Pivoting to Telemedicine
Telehealth and telephone visits are offered to patients, with priority given to those who have completed therapy and are on long-term follow-up or those who are stable and receiving oral therapy without new symptoms. Every attempt is made to avoid delays and interruptions in treatment for patients in need of surgery, definitive or adjuvant radiation, or chemoradiation. Similarly, supportive care visits continue during radiation therapy. For patients receiving immune checkpoint inhibitors who are clinically stable and without treatment-related adverse events, we discuss transitioning to 4-week—and now 6-week—regimens, lessening the frequency of clinic visits.

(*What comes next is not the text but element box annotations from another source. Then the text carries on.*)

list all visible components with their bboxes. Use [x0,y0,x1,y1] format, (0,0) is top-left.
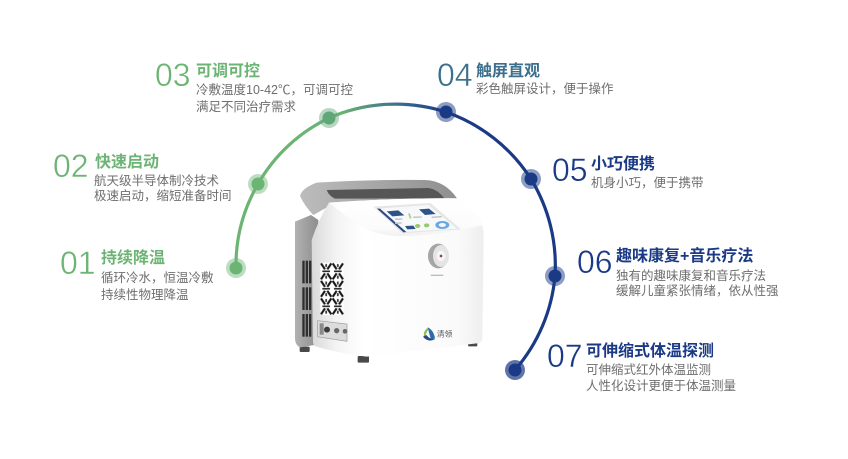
feature 06 [577,244,779,298]
feature 05 [552,152,704,190]
feature 05: 05 [552,152,588,188]
node 06 [545,266,565,286]
feature 01: 01 [60,245,96,281]
product device [295,180,484,363]
feature 01: 持续降温 [101,249,165,267]
feature 02: 航天级半导体制冷技术 [94,173,220,188]
feature 07 [547,338,736,393]
body top panel [329,198,483,236]
node 02 [248,174,268,194]
node 05 [521,169,541,189]
feature 06: 缓解儿童紧张情绪，依从性强 [616,283,779,298]
feature 06: 趣味康复+音乐疗法 [616,246,753,265]
feature 02: 02 [53,148,89,184]
feature 04: 04 [437,57,473,93]
side vents [302,261,311,337]
arc: blue segment [446,112,555,370]
brand logo [423,327,453,341]
feature 03: 满足不同治疗需求 [196,100,297,114]
node 01 [226,258,246,278]
feature 02: 极速启动，缩短准备时间 [94,188,232,203]
feature 03: 冷敷温度10-42℃，可调可控 [196,82,353,97]
front vent lattice [320,263,344,315]
device feet [300,342,477,363]
touch screen [373,203,461,233]
node 07 [505,360,525,380]
feature 01: 持续性物理降温 [101,287,189,302]
node 04 [436,102,456,122]
brand logo: 清领 [437,328,453,338]
feature 04 [437,57,614,96]
feature 07: 07 [547,338,583,374]
feature 06: 06 [577,244,613,280]
feature 07: 可伸缩式体温探测 [586,341,714,360]
handle opening [327,188,444,199]
feature 01: 循环冷水，恒温冷敷 [101,270,214,285]
feature 05: 机身小巧，便于携带 [591,175,704,190]
arc: gradient segment [329,104,446,118]
feature 02: 快速启动 [95,152,159,171]
curved timeline [236,104,555,370]
feature 02 [53,148,232,203]
feature 03: 03 [155,57,191,93]
feature 07: 可伸缩式红外体温监测 [586,362,711,377]
feature 03: 可调可控 [196,61,260,80]
feature 03 [155,57,353,114]
feature 07: 人性化设计更便于体温测量 [586,378,736,393]
feature 01 [60,245,214,302]
device handle [300,180,457,215]
temperature probe [428,244,449,276]
arc: green segment [236,118,329,268]
node 03 [319,108,339,128]
device body [312,198,484,357]
feature 05: 小巧便携 [591,154,655,173]
connector panel [318,321,347,341]
feature 04: 触屏直观 [476,61,540,80]
feature 04: 彩色触屏设计，便于操作 [476,81,614,96]
device rear side panel [295,215,318,347]
feature 06: 独有的趣味康复和音乐疗法 [616,268,766,283]
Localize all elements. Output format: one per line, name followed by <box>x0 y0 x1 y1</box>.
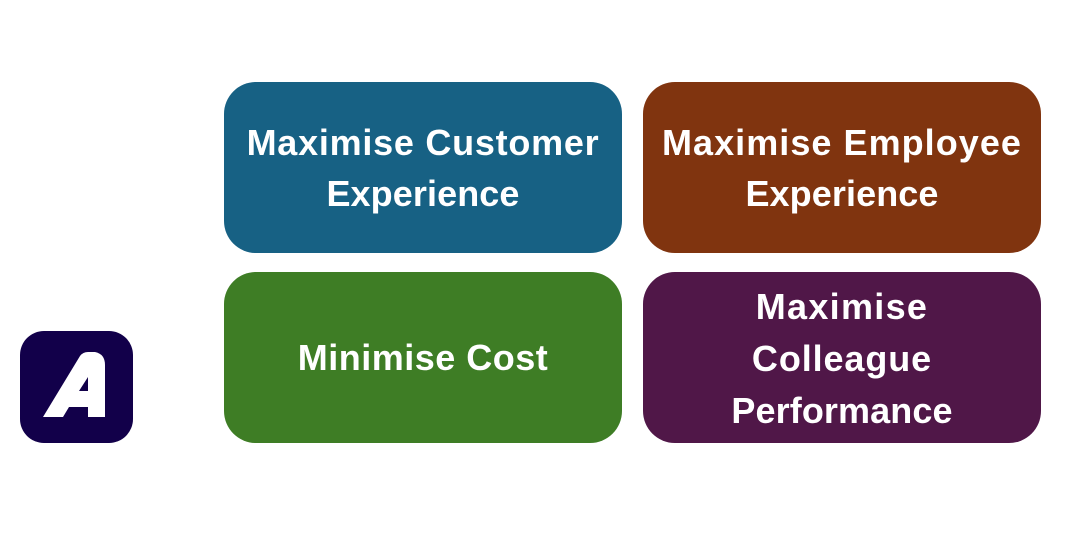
panel: maximise employee experience <box>643 82 1041 253</box>
heading: experience: Experience <box>326 173 520 214</box>
heading: experience: Experience <box>745 173 939 214</box>
panel: maximise colleague performance <box>643 272 1041 443</box>
panel: maximise customer experience <box>224 82 622 253</box>
heading: colleague: Colleague <box>752 338 932 379</box>
heading: performance: Performance <box>731 390 953 431</box>
heading: maximise: Maximise <box>756 286 928 327</box>
logo icon <box>20 331 133 443</box>
heading: customer: Maximise Customer <box>247 122 599 163</box>
heading: employee: Maximise Employee <box>662 122 1022 163</box>
heading: minimise cost: Minimise Cost <box>298 337 548 378</box>
panel: minimise cost <box>224 272 622 443</box>
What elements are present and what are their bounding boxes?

Preappointment COVID-19 Screening
All patients with in-person appointments for follow-up or therapy are screened 24-72 hours prior to their appointment for symptoms of COVID-19, including fever, cough, loss of taste or smell, sore throat, headaches, and myalgias. Because these symptoms can also occur in patients with head and neck cancer without COVID-19 (due to their disease and/or treatment), it is critical to educate our screeners to ask about the onset or chronicity of these symptoms and to consult with the patient care team to determine if these are likely related to the disease process or therapy. When COVID-19 infection is suspected, the screeners recommend prior external COVID-19 testing from a local clinic or a drive-through location on our campus so that the test result is available on the day of the appointment.
Impact on Investigational Protocols
For patients receiving treatment on investigational protocols, continued therapy and compliance with clinical trials procedures are prioritized. In many of these trials, telehealth visits or telephone check-ins are permitted, especially for patients on long-term follow-up. Ultimately, concerns over utilization of healthcare resources as well as hospital and ICU bed availability from a COVID-19 community surge led to the temporary suspension of trials in which inpatient hospital stays were required or anticipated. Similarly, enrollment has been placed on a temporary hold for dose-finding phase I studies as well as phase III trials where a standard of care exists for patients.
Recognizing the psychosocial impact of the pandemic, our institution has increased the availability of social workers and mental health counseling for both patients and providers. This is particularly relevant to our patients with head and neck cancer, where high rates of depression and suicide have been described.
As the COVID-19 situation continues to evolve locally, nationally, and internationally, so have our policies. These are subject to constant reassessment and refinement, with the hopes of better serving our patients’ needs now and in the future.